Objective Measurement of Subjective Phenomena

7. Reliability

Standards for reliability

Standards for acceptable levels of reliability vary across experts, but some general guidelines can be provided (Clark & Watson, 1995; Nunnally & Bernstein, 1994):

Table 1

General Reliability Standards
.90 or higher Excellent
.80 to .90 Strong
.70 to .80 Acceptable
.60 to .70 Weak or Poor
below .60 Unacceptable

The preceding standards for evaluating reliability are reasonable for multi-item scales that contain 8-10 items or more, particularly if the rating for each item is on a Likert scale with a 1-4 or 1-5 or larger scale.

Scales with few items or with more restricted rating scales (e.g., dichotomous scales) will likely have fewer points of discrimination among participants and this may lead to lower levels of reliability (e.g., reliability between .50 and .60).
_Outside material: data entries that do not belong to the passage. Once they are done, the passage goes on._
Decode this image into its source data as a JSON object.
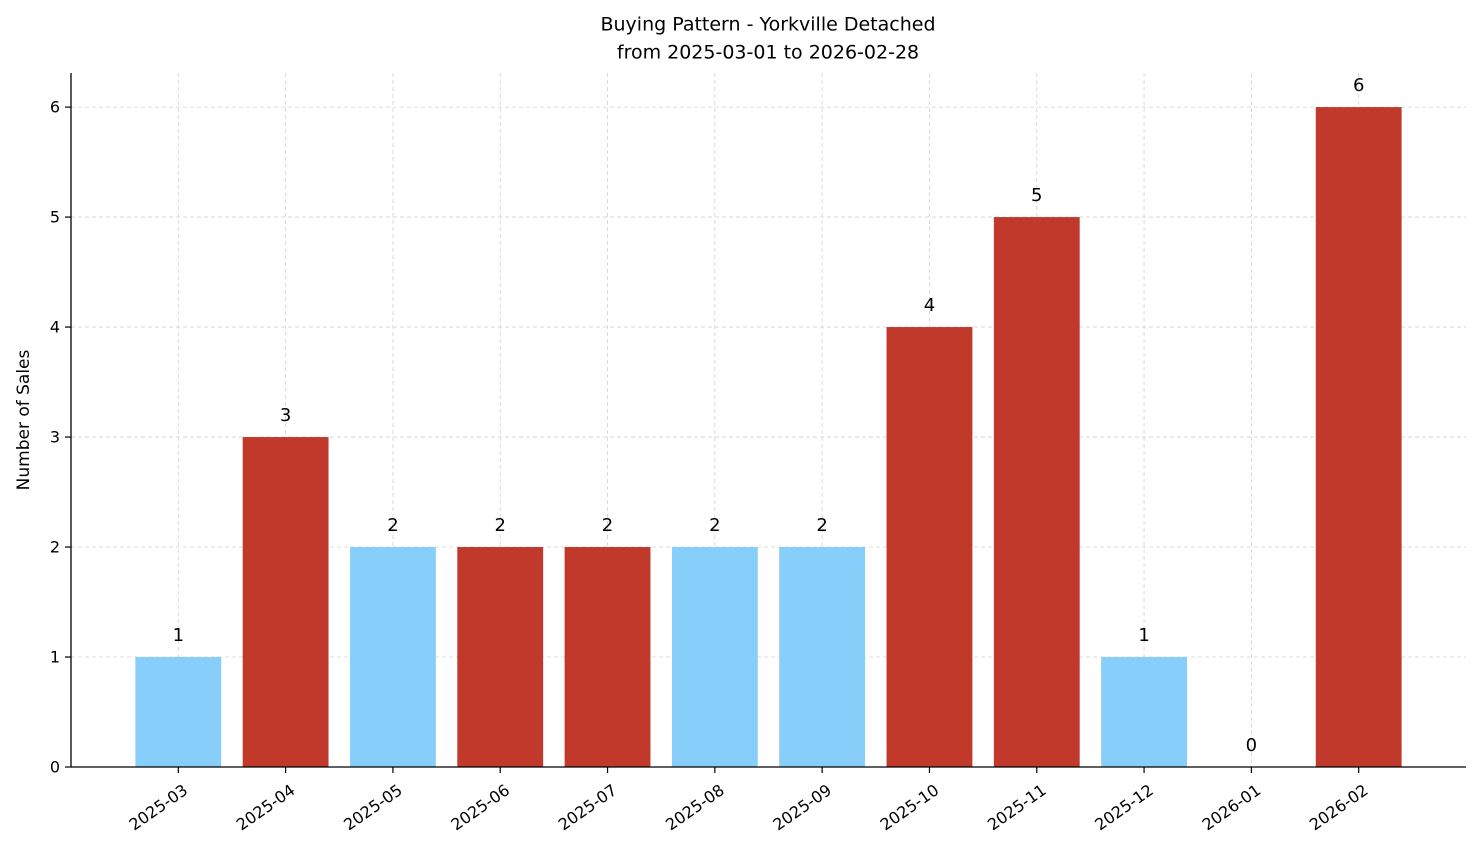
{
  "chart_data": {
    "type": "bar",
    "title": "Buying Pattern - Yorkville Detached",
    "subtitle": "from 2025-03-01 to 2026-02-28",
    "y_label": "Number of Sales",
    "categories": [
      "2025-03",
      "2025-04",
      "2025-05",
      "2025-06",
      "2025-07",
      "2025-08",
      "2025-09",
      "2025-10",
      "2025-11",
      "2025-12",
      "2026-01",
      "2026-02"
    ],
    "values": [
      1,
      3,
      2,
      2,
      2,
      2,
      2,
      4,
      5,
      1,
      0,
      6
    ],
    "colors": [
      "#87cefa",
      "#c0392b",
      "#87cefa",
      "#c0392b",
      "#c0392b",
      "#87cefa",
      "#87cefa",
      "#c0392b",
      "#c0392b",
      "#87cefa",
      "#87cefa",
      "#c0392b"
    ],
    "ylim": [
      0,
      6.31
    ],
    "yticks": [
      0,
      1,
      2,
      3,
      4,
      5,
      6
    ],
    "grid": true
  }
}
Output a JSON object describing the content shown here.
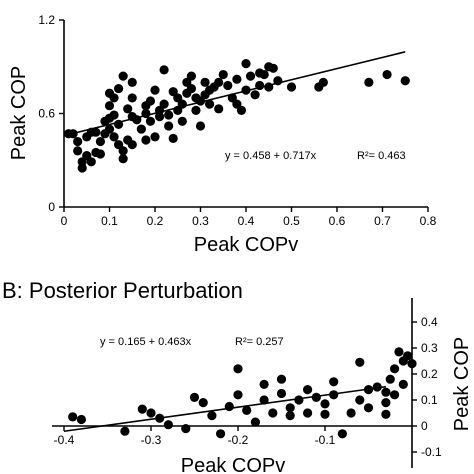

Such scales may still be usable for research purposes, but the “proof is in the pudding” (i.e., usability of such scales will depend on whether they are strongly related to other measures as hypothesized.

In addition, measuring devices to be used in high-stakes decision-making, such as deciding whether a person has mental retardation, should have very high levels of reliability, preferably above .95. Traditional individually administered tests of intelligence tend to attain this level of reliability.

Clark, L. A., & Watson, D. (1995). Constructing validity: Basic issues in objective scale development. Psychological Assessment, 7, 309-319.
Nunnally, J. C., & Bernstein, I. H. (1994). Psychometric theory (3rd ed.). New York: McGraw-Hill.